KOMPAS
Jumat, 21 September 2007

  
Multiekspresi Keberagamaan 


Zuhairi Misrawi 

Indonesian Update 2007 yang diadakan oleh The Australian University, Canberra, 
pada 6-7 September mengangkat tema yang sangat menarik, "Expressing Islam: 
Religious Life and Politics". 

Pola keberagamaan di Tanah Air sesungguhnya tidak bisa dipisahkan dari unsur 
penting, yaitu politik dan kebudayaan. Keduanya memberikan pengaruh yang sangat 
signifikan bagi pola keberagamaan. Di satu sisi, keterlibatan agama dalam 
politik tidak bisa diabaikan, yang ditandai dengan menguatnya identitas 
keagamaan dalam ranah politik. Namun di sisi lain, keterlibatan kebudayaan 
sebagai bagian integral dalam pola keberagamaan tidak bisa diabaikan begitu 
saja. 

Karena itu, Prof MC Ricklefs menyatakan perlunya melihat tiga masalah utama 
dalam memahami pergulatan antara agama dan politik. Pertama, hilangnya 
pemahaman atas sejarah. Kedua, konsentrasi yang berlebihan terhadap hal-hal 
yang berkaitan dengan isu-isu elitis, khususnya yang bersifat Jakarta sentris. 
Ketiga, simplifikasi terhadap identitas keagamaan, yang biasanya hanya membuat 
kutub bipolar: ekstremis di satu sisi dan moderat di sisi lain. 

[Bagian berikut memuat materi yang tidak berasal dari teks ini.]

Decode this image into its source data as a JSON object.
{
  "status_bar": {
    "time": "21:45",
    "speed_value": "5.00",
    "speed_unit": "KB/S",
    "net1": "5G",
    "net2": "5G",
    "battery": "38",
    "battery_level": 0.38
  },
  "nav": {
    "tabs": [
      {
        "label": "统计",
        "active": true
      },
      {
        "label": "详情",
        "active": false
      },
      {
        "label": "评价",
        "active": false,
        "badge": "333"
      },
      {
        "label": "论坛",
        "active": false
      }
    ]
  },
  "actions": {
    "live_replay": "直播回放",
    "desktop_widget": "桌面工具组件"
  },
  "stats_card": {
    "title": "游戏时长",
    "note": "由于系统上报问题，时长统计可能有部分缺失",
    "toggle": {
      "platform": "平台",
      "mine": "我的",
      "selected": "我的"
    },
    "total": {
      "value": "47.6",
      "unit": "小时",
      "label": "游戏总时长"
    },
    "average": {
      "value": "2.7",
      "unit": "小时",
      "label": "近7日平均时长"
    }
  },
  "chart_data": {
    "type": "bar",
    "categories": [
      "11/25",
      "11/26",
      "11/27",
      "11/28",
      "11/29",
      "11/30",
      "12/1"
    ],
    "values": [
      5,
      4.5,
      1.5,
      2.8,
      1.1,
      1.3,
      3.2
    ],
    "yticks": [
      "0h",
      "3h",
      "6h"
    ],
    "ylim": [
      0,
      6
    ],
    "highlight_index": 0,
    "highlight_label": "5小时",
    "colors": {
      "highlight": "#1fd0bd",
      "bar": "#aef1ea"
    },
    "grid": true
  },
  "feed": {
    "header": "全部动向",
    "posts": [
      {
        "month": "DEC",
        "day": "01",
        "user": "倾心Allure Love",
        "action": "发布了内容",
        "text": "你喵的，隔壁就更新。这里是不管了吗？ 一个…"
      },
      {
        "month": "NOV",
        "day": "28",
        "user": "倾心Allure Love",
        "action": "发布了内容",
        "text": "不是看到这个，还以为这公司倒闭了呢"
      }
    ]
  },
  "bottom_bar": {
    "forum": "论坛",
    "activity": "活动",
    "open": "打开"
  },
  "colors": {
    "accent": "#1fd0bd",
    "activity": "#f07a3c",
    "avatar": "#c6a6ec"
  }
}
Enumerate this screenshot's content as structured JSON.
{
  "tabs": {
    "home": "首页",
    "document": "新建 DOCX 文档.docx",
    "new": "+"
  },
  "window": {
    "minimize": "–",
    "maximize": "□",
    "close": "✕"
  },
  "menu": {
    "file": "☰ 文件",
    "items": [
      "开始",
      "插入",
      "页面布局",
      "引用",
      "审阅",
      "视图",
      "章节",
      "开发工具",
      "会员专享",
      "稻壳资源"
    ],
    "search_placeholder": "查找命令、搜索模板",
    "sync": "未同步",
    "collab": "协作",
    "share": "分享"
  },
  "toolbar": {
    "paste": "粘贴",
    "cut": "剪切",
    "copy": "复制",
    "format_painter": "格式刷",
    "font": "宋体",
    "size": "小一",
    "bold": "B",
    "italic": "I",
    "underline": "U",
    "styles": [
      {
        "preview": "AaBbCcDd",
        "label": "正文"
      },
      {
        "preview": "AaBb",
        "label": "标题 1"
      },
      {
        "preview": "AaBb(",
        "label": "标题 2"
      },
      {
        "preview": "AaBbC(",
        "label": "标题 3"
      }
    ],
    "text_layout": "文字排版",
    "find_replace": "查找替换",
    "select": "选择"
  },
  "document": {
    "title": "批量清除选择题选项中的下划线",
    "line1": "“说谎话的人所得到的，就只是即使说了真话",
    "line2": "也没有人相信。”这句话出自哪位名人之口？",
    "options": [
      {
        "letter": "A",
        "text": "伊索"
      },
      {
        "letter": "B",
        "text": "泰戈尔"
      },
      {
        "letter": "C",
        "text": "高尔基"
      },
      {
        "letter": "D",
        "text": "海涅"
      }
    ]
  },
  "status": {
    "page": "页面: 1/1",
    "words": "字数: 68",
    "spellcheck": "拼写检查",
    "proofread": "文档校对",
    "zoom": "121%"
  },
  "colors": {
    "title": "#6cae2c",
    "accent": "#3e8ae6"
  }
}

Salah satu contoh yang amat menarik untuk dikaji adalah ekspresi keagamaan 
orang-orang Jawa. Dalam penelitiannya, Ricklefs menemukan pelbagai bentuk 
ekspresi keberagamaan dalam masyarakat Muslim Jawa. Identitas keberagamaan 
masyarakat Muslim di Jawa sangatlah plural. Uniknya keragaman tersebut masih 
eksis hingga sekarang. Hal ini menunjukkan bahwa ekspresi keberagamaan 
ditentukan oleh banyak faktor, baik itu politik, so- sial, paham keagamaan, 
maupun kebudayaan. Potret masyarakat Muslim Jawa yang plural itu akan 
memberikan warna tersendiri dalam ranah sosial politik, terutama dalam rangka 
membangun semangat kebangsaan. 

Di sisi lain, satu hal yang amat menggembirakan adalah hasil survei terakhir 
dari sejumlah lembaga lembaga survei-di antaranya Pusat Pengembangan Islam dan 
Masyarakat (PPIM) Universitas Islam Negeri Syarif Hidayatullah 
Jakarta-menunjukkan upaya politisasi agama melalui ranah politik mengalami 
penurunan yang signifikan. Pilihan terhadap demokrasi dan NKRI mengalami 
peningkatan. Kendatipun ekspresi keberagamaan yang bercorak radikalistik selalu 
hadir ke permukaan, geliat keberagamaan pada level akar rumput masih 
menghendaki demokrasi dan kebangsaan. 

Hal tersebut diamini oleh Robin Bush (2007) bahwa keterlibatan kalangan Muslim 
dalam membangun demokratisasi dan mempertahankan identitas kebangsaan sangatlah 
besar, khususnya Nahdlatul Ulama (NU) dan Muhammadiyah. Salah satu contoh 
adalah gerakan yang disponsori oleh Nahdlatul Ulama di Nusa Tenggara Barat. 
Mereka melakukan pemaknaan kontekstual terhadap forum keagamaan, yang selama 
ini hanya bersifat ritual menjadi bercorak sosial. Mereka menggelar forum 
"istigosah anggaran". Forum istigosah pada hakikatnya adalah forum ritual 
keagamaan, tetapi di dalamnya diisi dengan seruan moral untuk mewujudkan 
anggaran yang berbasis kemaslahatan publik dan transparansi. Di sini istigosah 
digunakan sebagai instrumen untuk ikut serta dalam mengatasi problem korupsi. 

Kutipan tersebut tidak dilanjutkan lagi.